Daraus resultiert ein Verlust an geistlicher Größe und zunehmende moralische Schwäche. Und bei Gemeindeleitern – vor allem jenen, die sich ihres Erfolgs sicher sind – kommt es zu unterschiedlichen Formen des Missbrauchs und der Ausbeutung, die entsetzlich sein können.
Was vielen modernen Zeitgenossen höchst vernünftig und professionell vorkommt, nämlich die Ausrichtung aller christlichen Aktivitäten auf den sichtbaren Erfolg als Ziel, ist daher eher eine Schwachstelle der Gemeinde als eine Stärke. Sie ist ein Nährboden für die ungeistliche Prahlerei derer, die sich selbst zu den Erfolgreichen zählen, wie auch für die ungeistliche Verzweiflung derer, die sich selbst für Versager halten, und bringt allseits Oberflächlichkeit hervor.
Der gesunde und demütige Weg besteht darin, uns selbst einzugestehen, dass wir letztendlich nicht wissen und auch nicht wissen können, wie erfolgreich wir in Gottes Augen sind. Die Weisheit rät: Überlasst es Gott, zu bestimmen, was Erfolg ist, und lebt euren christlichen Glauben als eine Religion der Treue, statt dem Götzen ‚Leistung‘ zu dienen.“[2]

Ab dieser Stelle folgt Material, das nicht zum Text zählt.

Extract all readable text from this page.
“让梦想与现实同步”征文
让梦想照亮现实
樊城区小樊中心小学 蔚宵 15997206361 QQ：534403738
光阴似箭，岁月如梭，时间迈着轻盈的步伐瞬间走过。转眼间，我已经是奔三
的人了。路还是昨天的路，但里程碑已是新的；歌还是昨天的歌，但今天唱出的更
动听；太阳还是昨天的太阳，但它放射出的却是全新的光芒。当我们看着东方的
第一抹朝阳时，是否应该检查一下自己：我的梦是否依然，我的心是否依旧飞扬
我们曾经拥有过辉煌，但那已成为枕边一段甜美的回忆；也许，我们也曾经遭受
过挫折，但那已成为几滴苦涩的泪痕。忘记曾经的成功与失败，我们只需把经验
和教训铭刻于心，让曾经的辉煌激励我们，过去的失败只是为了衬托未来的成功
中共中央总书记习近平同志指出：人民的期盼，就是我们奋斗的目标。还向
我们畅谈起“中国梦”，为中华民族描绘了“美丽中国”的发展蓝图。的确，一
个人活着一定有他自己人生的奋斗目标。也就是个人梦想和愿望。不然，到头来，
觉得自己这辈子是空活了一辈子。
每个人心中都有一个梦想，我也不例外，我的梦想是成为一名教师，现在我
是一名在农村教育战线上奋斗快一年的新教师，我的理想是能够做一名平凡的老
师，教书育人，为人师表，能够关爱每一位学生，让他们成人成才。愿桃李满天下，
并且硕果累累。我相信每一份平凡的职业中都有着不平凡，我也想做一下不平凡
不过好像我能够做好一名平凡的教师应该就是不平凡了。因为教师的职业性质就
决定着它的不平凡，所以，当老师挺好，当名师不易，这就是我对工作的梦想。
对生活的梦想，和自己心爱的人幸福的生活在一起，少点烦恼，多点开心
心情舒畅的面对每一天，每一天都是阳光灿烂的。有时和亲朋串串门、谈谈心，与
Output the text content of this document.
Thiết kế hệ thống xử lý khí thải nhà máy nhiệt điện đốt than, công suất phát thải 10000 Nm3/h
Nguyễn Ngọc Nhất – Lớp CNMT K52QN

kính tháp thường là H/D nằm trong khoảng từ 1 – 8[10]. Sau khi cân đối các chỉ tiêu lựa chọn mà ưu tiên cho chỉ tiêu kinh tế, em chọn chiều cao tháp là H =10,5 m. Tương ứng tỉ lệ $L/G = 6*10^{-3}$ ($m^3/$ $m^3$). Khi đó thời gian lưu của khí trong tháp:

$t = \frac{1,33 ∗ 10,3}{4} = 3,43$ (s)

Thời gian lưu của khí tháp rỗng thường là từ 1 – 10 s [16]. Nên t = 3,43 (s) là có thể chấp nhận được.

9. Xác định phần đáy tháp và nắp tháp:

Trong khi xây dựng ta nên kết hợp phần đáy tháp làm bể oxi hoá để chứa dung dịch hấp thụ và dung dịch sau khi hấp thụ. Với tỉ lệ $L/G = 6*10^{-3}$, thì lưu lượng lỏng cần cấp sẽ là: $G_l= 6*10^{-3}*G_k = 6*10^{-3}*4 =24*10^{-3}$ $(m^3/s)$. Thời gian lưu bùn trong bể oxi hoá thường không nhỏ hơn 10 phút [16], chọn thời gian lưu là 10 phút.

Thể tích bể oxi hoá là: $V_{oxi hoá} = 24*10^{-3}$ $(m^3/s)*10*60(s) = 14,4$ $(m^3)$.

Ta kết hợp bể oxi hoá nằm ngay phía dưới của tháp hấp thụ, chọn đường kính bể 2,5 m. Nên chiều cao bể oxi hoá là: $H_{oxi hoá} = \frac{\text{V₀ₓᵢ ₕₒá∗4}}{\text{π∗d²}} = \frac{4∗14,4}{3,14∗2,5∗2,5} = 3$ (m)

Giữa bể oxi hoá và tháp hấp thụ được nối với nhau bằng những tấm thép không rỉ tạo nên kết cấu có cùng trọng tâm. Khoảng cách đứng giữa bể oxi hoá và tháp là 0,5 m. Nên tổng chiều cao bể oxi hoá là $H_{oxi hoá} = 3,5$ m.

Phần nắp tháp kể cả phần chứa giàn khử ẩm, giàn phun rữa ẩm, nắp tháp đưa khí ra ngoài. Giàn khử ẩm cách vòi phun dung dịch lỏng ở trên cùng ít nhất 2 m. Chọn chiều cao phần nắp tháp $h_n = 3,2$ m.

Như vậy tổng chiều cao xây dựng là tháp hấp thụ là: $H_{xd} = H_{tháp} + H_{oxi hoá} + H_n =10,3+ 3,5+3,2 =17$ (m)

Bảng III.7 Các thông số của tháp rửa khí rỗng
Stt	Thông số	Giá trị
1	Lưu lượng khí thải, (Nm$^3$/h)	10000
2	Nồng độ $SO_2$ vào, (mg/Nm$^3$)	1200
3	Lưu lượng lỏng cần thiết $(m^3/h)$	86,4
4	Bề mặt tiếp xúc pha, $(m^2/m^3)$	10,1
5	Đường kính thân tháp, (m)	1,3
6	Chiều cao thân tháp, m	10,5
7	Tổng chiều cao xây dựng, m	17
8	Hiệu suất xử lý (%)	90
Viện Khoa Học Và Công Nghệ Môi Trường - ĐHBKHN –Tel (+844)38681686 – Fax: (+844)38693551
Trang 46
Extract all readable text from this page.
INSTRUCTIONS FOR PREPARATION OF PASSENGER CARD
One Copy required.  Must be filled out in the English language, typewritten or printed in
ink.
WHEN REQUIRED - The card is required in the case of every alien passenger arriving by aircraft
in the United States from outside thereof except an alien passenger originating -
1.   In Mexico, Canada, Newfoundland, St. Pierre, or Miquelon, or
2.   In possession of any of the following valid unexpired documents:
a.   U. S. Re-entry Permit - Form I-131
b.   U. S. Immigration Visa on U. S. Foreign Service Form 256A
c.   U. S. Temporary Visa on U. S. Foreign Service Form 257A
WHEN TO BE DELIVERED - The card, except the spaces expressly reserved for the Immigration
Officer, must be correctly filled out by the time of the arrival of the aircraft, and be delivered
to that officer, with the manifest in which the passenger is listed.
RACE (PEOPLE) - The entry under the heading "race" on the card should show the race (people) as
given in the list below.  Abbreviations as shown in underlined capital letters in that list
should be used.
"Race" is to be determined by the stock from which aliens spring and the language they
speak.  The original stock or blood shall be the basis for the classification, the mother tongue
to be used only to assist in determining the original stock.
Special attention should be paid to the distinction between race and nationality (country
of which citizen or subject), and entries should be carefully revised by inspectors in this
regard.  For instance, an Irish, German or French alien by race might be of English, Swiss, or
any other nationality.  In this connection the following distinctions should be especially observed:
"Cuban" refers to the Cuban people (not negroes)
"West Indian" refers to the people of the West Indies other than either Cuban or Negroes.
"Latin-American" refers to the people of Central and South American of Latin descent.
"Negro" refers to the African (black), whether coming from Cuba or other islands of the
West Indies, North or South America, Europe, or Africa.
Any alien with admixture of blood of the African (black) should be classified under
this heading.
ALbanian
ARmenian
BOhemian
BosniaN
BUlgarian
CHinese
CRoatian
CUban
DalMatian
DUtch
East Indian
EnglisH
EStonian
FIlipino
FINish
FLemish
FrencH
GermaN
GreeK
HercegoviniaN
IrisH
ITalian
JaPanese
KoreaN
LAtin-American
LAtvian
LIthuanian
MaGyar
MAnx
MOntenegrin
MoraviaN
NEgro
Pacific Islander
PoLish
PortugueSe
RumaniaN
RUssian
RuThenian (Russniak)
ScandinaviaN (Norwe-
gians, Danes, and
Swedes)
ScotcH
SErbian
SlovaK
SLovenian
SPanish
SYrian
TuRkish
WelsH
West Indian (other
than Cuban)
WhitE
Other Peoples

(Packer meint, aus seiner Sicht sollte das Buch Liberating Ministry from the Success Syndrome von Kent und Barbara Hughes „zur Pflichtlektüre für jeden angehenden Pastor gemacht werden“.)


[1] Francis A. Schaeffer, *Jeder ist von Bedeutung: 16 Predigten für das 20. Jahrhundert*, Neuhausen-Stuttgart: Hänssler, 1982, S. 13–14.

[2] J.I. Packer, *A Passion for Faithfulness: Wisdom from the Book of Nehemiah*, Wheaton: Crossway, 1995, S. 207–209.